Susan shook her head and cried over the din, ‘Take no notice, Peter, she’s an animal.’
But the noise was too much now and they couldn’t hear one another. Miming that he was going for a drink he walked away from her. Flushed and happy, Susan looked at her sister and grinned.
‘My God, I think you’re right. He
does
fancy me!’
Debbie sipped her Pernod and blackcurrant and said waspishly, ‘Well, he must like your personality, that’s all I can say.’
Susan felt her euphoria disappear and answered her sister in similar fashion. ‘Well, there’s no fear of anyone liking
you
for that reason, is there, you nasty little bitch?’
Debbie stood up unsteadily.
‘You’re right there, Susan, but I wouldn’t want anyone to like me like that. ’Cos it means you’re too ugly to get them any other way, don’t it?’
She lurched off towards the bar and Susan saw her go up to Peter and put her arm around him. Give him a kiss and a cuddle. Watching it depressed her.
Doreen sat in the seat vacated by Debbie and said in Susan’s ear, ‘Look at her, the little fat bitch. Like anyone would fancy that without the help of hallucinogenic drugs!’
The two of them burst out laughing so loudly that everyone turned to stare at them. Debbie looked at them.
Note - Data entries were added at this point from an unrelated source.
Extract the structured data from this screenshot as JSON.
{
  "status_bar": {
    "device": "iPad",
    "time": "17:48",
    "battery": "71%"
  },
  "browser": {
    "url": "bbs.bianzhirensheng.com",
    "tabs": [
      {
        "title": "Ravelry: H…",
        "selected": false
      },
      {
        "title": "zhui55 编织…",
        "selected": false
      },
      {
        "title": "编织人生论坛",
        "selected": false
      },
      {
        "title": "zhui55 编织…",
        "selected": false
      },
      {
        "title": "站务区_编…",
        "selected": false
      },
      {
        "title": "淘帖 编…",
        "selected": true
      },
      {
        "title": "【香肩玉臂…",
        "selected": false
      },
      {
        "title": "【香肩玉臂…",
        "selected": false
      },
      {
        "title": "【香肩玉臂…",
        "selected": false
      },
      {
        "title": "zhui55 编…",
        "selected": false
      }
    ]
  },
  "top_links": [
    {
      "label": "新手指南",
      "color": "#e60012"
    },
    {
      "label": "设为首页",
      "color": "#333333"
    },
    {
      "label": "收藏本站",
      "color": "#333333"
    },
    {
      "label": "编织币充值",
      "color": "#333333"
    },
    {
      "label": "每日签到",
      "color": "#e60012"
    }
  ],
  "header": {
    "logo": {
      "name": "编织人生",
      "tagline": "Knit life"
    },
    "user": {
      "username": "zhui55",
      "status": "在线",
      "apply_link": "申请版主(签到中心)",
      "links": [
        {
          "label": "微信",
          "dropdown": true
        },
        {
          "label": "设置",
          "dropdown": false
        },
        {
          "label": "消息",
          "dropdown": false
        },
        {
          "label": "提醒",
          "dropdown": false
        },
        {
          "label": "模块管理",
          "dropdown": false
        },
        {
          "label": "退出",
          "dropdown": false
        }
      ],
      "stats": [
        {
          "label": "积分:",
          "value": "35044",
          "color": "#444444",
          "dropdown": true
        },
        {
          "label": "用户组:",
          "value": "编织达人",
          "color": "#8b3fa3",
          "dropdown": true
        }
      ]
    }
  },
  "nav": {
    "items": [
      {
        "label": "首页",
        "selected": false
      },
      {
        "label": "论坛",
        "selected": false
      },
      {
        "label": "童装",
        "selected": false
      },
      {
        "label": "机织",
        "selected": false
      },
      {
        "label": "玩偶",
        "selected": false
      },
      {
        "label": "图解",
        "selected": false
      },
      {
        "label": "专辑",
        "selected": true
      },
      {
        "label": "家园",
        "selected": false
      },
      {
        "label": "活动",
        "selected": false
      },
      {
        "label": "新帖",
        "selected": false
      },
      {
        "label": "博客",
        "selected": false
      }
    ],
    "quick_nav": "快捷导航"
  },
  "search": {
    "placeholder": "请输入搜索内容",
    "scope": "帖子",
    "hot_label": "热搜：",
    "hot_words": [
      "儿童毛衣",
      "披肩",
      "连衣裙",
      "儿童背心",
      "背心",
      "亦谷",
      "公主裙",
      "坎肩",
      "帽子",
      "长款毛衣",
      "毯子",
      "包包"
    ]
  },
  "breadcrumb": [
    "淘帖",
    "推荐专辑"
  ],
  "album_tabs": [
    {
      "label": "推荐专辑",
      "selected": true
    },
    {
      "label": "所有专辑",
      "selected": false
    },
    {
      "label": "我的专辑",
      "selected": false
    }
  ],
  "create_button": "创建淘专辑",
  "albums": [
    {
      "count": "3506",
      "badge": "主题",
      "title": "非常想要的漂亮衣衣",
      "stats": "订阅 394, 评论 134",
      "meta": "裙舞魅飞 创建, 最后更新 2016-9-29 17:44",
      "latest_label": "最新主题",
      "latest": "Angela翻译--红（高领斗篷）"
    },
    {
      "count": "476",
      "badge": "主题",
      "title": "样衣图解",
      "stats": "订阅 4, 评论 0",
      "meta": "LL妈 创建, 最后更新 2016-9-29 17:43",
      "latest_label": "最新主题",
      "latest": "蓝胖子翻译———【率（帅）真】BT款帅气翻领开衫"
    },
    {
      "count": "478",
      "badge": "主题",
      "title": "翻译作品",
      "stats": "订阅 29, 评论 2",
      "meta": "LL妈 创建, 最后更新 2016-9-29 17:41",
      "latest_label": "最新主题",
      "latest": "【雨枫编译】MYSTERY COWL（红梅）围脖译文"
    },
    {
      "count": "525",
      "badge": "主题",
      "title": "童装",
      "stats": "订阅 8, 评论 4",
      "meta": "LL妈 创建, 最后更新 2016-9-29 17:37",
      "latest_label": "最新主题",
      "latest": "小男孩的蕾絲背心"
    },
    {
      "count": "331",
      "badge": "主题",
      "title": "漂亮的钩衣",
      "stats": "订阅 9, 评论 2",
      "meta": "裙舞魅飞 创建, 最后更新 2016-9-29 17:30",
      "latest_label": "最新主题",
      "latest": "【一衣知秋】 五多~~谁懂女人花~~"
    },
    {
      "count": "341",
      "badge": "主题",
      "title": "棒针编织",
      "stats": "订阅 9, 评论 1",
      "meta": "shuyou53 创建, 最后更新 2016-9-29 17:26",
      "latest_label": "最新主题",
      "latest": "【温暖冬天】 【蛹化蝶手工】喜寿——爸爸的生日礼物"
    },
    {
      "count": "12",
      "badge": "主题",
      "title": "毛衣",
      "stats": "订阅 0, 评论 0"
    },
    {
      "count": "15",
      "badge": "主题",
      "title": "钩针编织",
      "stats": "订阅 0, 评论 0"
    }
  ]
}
Guessing the laughter was at her expense she sidled closer to Peter and poked her tongue out at her sister.
Susan gave her a wanker sign, and that made her and Doreen crack up again.
‘I bet he does a lot of that on his ship - wanking, I mean.’
‘Stop it, Dor, he’s a really nice man.’
Doreen nodded.
‘I know, mate, and why ain’t he your man, eh? Think of the life you’d have had with him. Away at sea, only seeing him now and again. Regular money, your own life while he was away. Fuck me, I think I’ll go after him meself!’
Susan grinned.
‘He don’t fancy me. He just likes me, that’s all. As a friend.’
Her voice was wistful now and they stopped talking for a while, both engrossed in their own thoughts. Both wondering what it would be like to be with someone who actually liked you.
Then they saw him push Debbie from him at the bar and her laughter as she nearly fell over, her little fat legs like cricket stumps in her impossibly high heels.
‘Do you know what? She looks just like me mother there, don’t you think, Doreen?’
She nodded sagely. ‘It
is
your mother, mate. Only a smaller, younger, more vindictive version. I wouldn’t want to be them for all the tea in China. They ain’t women, they’re parasites.’
Susan nodded in agreement, but once again it depressed her.
‘I want to go home now, she’s really pissed me off.’
Doreen picked up her empty glass and chided Susan.
‘Don’t let her see she’s bothering you, she’s just jealous. You’re a nice person, Susan, and they can’t ever take that away from you. Remember that, mate. Always bear it in mind. Now shut up and sit there and wait while I get us a couple more doubles.’
Susan, as usual, did as she was told.
 
Barry was angry and he was stoned. He had been round a little bird’s house in Manor Park. Christine Carvel was a thirty-year-old mother of five. She still had traces of her former beauty, a fat body but the best nature a woman had ever possessed.